Immunization with the regimes outlined here can be compared to previously reported studies where the transgenic chimeric parasite Pvs25DR3 was used to determine in vivo potency of candidate TBVs. Pvs25 produced using an experimental baculovirus expression system was shown to induce a strong TB effect of 83.8% (intensity) and 88.4% (prevalence) in DFA following i.m. immunization (mean control intensity of 2.16 oocysts/midgut) [19]. These results are comparable to the 74.5% (intensity)/68.3% (prevalence) reduction seen using regime 4 (Pvs25-ChAd63/Pvs25-FhCMB boost), but are higher than the efficacy observed with other immunogens and adjuvants used within this study. Crucially, the Baculovirus-Dual-Expression system (BDES) described in Blagborough et al. [19] is not currently approved for use in human trials, whereas both adenoviral and Nicotiana-based expression systems have an extensive track record for the production of antigens to be used in human trials. Additionally, a similar approach has previously been taken to examine the efficacy of adenoviral anti-Pfs25 (P. falciparum homolog of Pvs25) vaccines [38]. TB efficacy was assessed using a homologous chimeric parasite (Pfs25DR3) generated identically to Pvs25DR3. Cohorts of mice were immunized with AdHu5/MVA Pfs25 in a heterologous prime boost regime, and subjected to DFA. A 67% reduction in intensity and a 28% reduction in prevalence were reported. This translated to a 96% reduction in intensity and 78% reduction in prevalence at sera dilutions of one in five in SMFA. The ability of the plant-derived antigens tested in this study to induce in vivo and ex vivo efficacy similar to previously examined P25-based immunogens lends weight to their continued development within the TBV pipeline.

This study gives a clear indication as to the value of Nicotiana and adenoviral-derived immunogens to induce a TB response.
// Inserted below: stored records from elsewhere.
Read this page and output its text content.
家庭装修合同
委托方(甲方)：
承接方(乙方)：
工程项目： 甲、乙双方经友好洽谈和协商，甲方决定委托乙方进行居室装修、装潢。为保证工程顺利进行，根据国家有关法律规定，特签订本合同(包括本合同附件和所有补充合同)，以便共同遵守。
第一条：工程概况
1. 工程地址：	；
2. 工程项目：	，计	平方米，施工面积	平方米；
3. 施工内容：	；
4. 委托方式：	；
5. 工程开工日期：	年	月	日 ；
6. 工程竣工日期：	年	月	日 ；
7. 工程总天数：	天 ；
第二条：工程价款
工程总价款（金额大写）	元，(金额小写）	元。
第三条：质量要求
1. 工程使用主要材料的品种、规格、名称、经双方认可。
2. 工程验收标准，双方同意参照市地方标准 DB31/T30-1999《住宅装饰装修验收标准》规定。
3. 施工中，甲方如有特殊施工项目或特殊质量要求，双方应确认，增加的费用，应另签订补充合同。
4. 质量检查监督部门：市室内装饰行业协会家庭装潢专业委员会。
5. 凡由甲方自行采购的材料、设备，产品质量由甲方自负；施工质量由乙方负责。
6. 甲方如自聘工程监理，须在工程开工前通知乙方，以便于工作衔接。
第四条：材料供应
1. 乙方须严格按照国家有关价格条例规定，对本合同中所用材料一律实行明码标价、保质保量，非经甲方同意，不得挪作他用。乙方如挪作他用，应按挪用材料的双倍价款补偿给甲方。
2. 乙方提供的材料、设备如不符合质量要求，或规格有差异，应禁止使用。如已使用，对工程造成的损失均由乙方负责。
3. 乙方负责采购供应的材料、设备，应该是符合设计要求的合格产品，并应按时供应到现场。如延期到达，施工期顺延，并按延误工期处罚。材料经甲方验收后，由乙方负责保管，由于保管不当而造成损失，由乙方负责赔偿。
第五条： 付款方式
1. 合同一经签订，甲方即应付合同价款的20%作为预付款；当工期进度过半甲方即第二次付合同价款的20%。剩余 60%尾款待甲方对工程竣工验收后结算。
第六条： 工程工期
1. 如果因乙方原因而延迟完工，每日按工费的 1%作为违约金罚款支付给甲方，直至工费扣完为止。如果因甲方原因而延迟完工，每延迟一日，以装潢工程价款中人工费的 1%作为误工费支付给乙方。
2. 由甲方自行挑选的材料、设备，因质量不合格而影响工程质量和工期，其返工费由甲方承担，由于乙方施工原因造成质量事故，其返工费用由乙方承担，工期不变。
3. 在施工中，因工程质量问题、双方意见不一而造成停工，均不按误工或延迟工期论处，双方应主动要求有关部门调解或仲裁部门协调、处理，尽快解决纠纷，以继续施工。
The efficient plant-based production of Pvs25, generation of high titers and induction of a TB response demonstrates the capability of these approaches to produce anti-malarial TBVs. Crucially, this study also demonstrates that combining this with other vaccine platforms (e.g. adenoviral delivery) can elicit maximal potency.

Conflicts of interest statement

The authors are not aware of any conflicts of interest arising from this work.